Tuesday, October 22, 2013

Replies to Spam #1 - White Russian

I haven't blogged in forever. It's not from a lack of things I want to talk about, it's a lack of time and enthusiasm really. But I've been wanting to do this for a while, so here I am. I get spawm, like everyone. But I'll be honest, I read some of it. Not because I'm interested in what the spammer is offering, but because I find it highly entertaining. I have always wanted to correct grammatically poor spam ads, and respond to particularly creative uses of the English language. So here, without further ado, is the first in what I hope will be a series called "Replies to Spam". Enjoy!

Good afternoon
My name is Alena. 


Hello Alena! It's technically morning here, but hey, this is the Internet. You're probably in another time zone somewhere.

I think my email for you is surprise. And i hope it is a
nice surprise.


Hmm. Well, so you can't really email surprise. Surprise is a state of mind. I'm guessing English isn't your native language, so I'll forgive the oversight for now. I believe what you mean to say is "I think my email for you will be a surprise". And you would be right, since I don't know anyone named Alena. I do enjoy meeting new people, so yes, I hope it will be a nice surprise as well. Always capitalize "I" when referring to yourself. 

I think you will have a question about " where did i find yours email
address. I used a services of dating agency.


OK, I actually didn't have that question. I safely assume that because I've had this email address for a long time, it appears on a number of lists that I would prefer it NOT appear on. And while I've used dating agencies in the past, that was many years ago, long before I had my current email address. So you having acquired my email through one of those channels is just flat out wrong. Are you lying to me? Already? I'm hurt!

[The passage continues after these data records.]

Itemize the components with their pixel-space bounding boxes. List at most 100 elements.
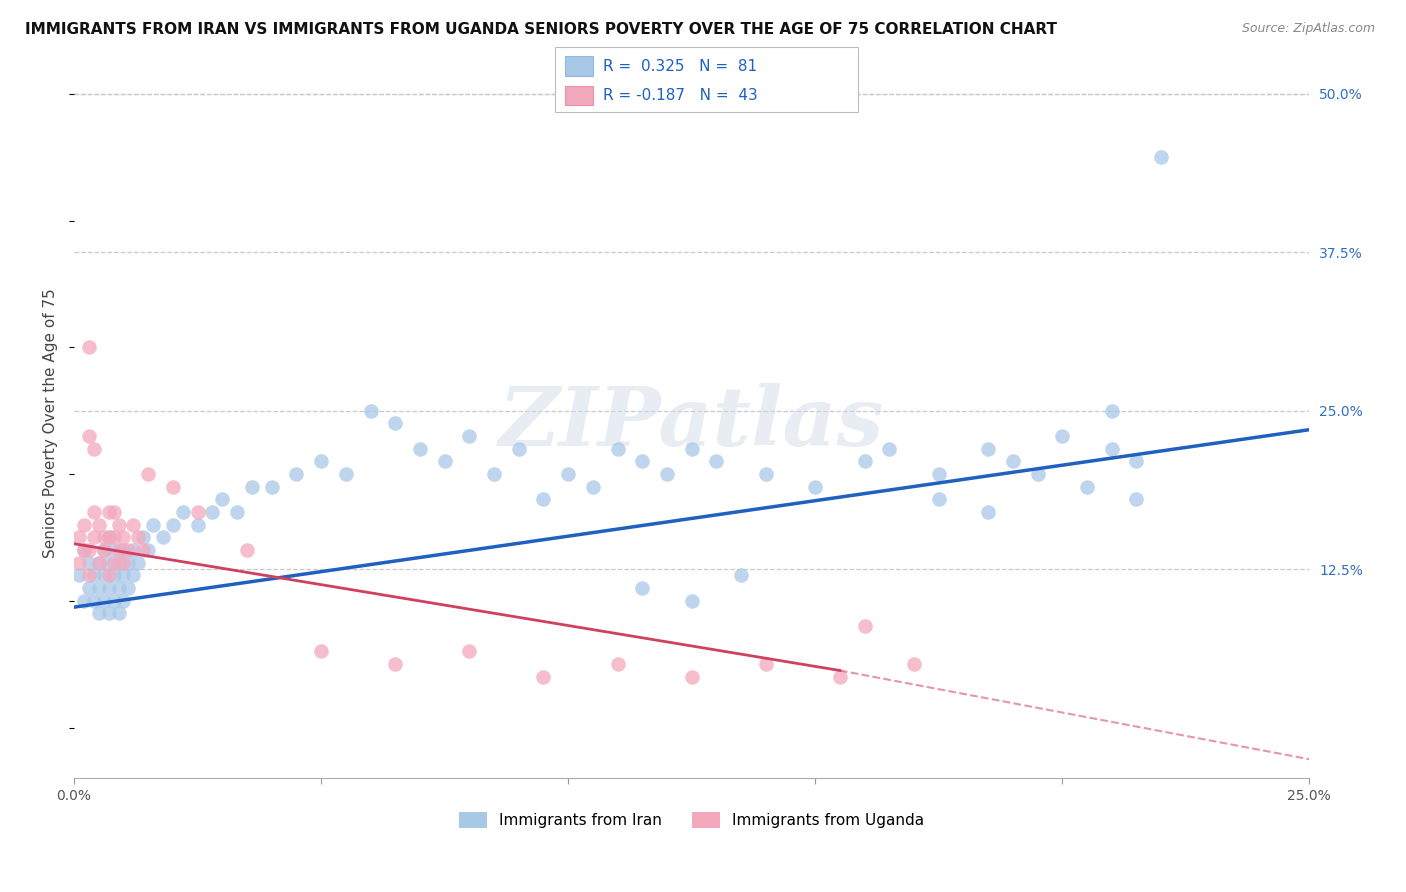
Point [236, 543, 259, 558]
Point [928, 492, 950, 507]
Point [87, 556, 110, 570]
Point [1125, 454, 1147, 468]
Point [103, 568, 125, 582]
Point [309, 644, 332, 658]
Point [606, 657, 628, 672]
Point [631, 581, 654, 595]
Point [681, 442, 703, 456]
Point [433, 454, 456, 468]
Point [853, 619, 876, 633]
Point [93, 568, 115, 582]
Point [87, 556, 110, 570]
Point [384, 417, 406, 431]
Point [655, 467, 678, 481]
Point [103, 531, 125, 545]
Point [107, 556, 129, 570]
Point [93, 543, 115, 558]
Point [482, 467, 505, 481]
Point [928, 467, 950, 481]
Point [903, 657, 925, 672]
Point [755, 657, 778, 672]
Legend: Immigrants from Iran, Immigrants from Uganda: Immigrants from Iran, Immigrants from Ug… [453, 805, 931, 834]
Point [458, 644, 481, 658]
Point [533, 670, 555, 684]
Point [122, 543, 145, 558]
Point [211, 492, 233, 507]
Point [582, 480, 605, 494]
Point [606, 442, 628, 456]
Point [136, 543, 159, 558]
Point [706, 454, 728, 468]
Point [755, 467, 778, 481]
Point [112, 531, 135, 545]
Point [1101, 442, 1123, 456]
Point [187, 505, 209, 519]
Text: Source: ZipAtlas.com: Source: ZipAtlas.com [1241, 22, 1375, 36]
Point [117, 581, 139, 595]
Point [409, 442, 432, 456]
Text: R =  0.325   N =  81: R = 0.325 N = 81 [603, 59, 758, 73]
Point [73, 543, 96, 558]
Point [631, 454, 654, 468]
Point [87, 517, 110, 532]
Point [97, 568, 120, 582]
Point [112, 543, 135, 558]
Point [77, 340, 100, 354]
Point [977, 442, 1000, 456]
Point [828, 670, 851, 684]
Point [557, 467, 579, 481]
Point [87, 607, 110, 621]
Point [879, 442, 901, 456]
Point [309, 454, 332, 468]
Point [132, 531, 155, 545]
Point [112, 568, 135, 582]
Point [127, 531, 149, 545]
Point [77, 568, 100, 582]
Point [77, 556, 100, 570]
Text: IMMIGRANTS FROM IRAN VS IMMIGRANTS FROM UGANDA SENIORS POVERTY OVER THE AGE OF 7: IMMIGRANTS FROM IRAN VS IMMIGRANTS FROM … [25, 22, 1057, 37]
Point [152, 531, 174, 545]
Point [103, 505, 125, 519]
Point [853, 454, 876, 468]
Point [162, 517, 184, 532]
Point [187, 517, 209, 532]
Point [384, 657, 406, 672]
Point [97, 556, 120, 570]
Point [67, 531, 90, 545]
Point [977, 505, 1000, 519]
Point [73, 594, 96, 608]
Point [67, 556, 90, 570]
Point [117, 556, 139, 570]
Point [83, 442, 105, 456]
Point [458, 429, 481, 443]
Point [122, 568, 145, 582]
Point [122, 517, 145, 532]
Point [103, 556, 125, 570]
Point [240, 480, 263, 494]
Point [1076, 480, 1098, 494]
Point [508, 442, 530, 456]
Point [107, 581, 129, 595]
Point [97, 607, 120, 621]
Point [97, 531, 120, 545]
Point [226, 505, 249, 519]
Point [77, 581, 100, 595]
Point [360, 403, 382, 417]
Point [1052, 429, 1074, 443]
Point [107, 543, 129, 558]
Point [162, 480, 184, 494]
Point [103, 594, 125, 608]
Point [77, 543, 100, 558]
Point [533, 492, 555, 507]
Point [285, 467, 308, 481]
Point [681, 594, 703, 608]
Point [260, 480, 283, 494]
Point [335, 467, 357, 481]
Point [142, 517, 165, 532]
Y-axis label: Seniors Poverty Over the Age of 75: Seniors Poverty Over the Age of 75 [44, 288, 58, 558]
Point [103, 543, 125, 558]
Point [83, 594, 105, 608]
Point [201, 505, 224, 519]
Text: ZIPatlas: ZIPatlas [499, 384, 884, 463]
Point [97, 531, 120, 545]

They asked me what kind of men i like, and then they offer me to start a
correspondence with you via email.


This carries the implication that I am the type of man you like, but you fail to detail exactly what that is. For all I know, you may like jocks with three inch thick chest hair and hung like a horse. In which case, your dating agency has some real credibility issues already. What agency did you say this was, again? Oh yeah, you didn't. You're asking a lot from me if you expect me to just trust this unknown dating agency, sight unseen.

This agency {%said|Has designated|Has offered%} me that your email address
they found at dating site.


Ahhh! Now I see, the dating agency is the one who lied about getting my email address...but wait, this is a dating agency who found my email at a dating site? So what does the agency do...troll other sites for email adresses? Also, what sort of dating site is this that gives out its members' email addresses? This is all starting to sound really shady! Also, I didn't understand when you said "{%said|Has designated|Has offered%}. 
It's clear to me that English is not your native tongue, so maybe this is simply "lost in translation".

As i said you before my name is Alena. And i am absolutely lonely girl.


There's that lower case 'i' again. I'm sorry you're feeling lonely. I know how cold and cruel life can be, sometimes. But hang in there, it's going to get better!

I was born and live now in Russia in small town in central part. The name
of my town is .


Ohh, Russia! How interesting. I've never heard of the town of . Are there a lot of people in .? I presume they speak primarily Russian in .

My birthday is on July, 31st. I have no children, but i love kids very
much.


Hey, my son's birthday is at the end of July too! I love him very much. I think kids are great. :-) Hmm, although...you don't say what year you were born...I really hope I'm not breaking any federal laws by talking to you.

Maybe learning more about each other we can have real relations, who knows.

Err, yeah. See, thing is, "having relations" is a euphemism for sex. I hate to rain on your parade, but I'm married. And as stated above, I don't know what age you are so I can't even go there mentally.

I am search for  my true love. I want
to have serious relations.


I hope you do find your true love someday. It's really amazing when you do. Although the "serious relations" does have a tendency to drop off in frequency. Just a friendly piece of advice: telling a perfect stranger you want to have relations with them is probably not a good idea. 

It is a little about myself. I hope it was interesting for you.
I will be waiting your answer very much.


You're right, this email WAS all about you, but it was marginally interesting, hence my reply. You likely won't get it because I'm choosing to respond via my blog, but it was a way to make my day not so boring, so thank you very much for that!

Yours new friend from Russia. Alena..


It's 'your new friend' not 'yours new friend'.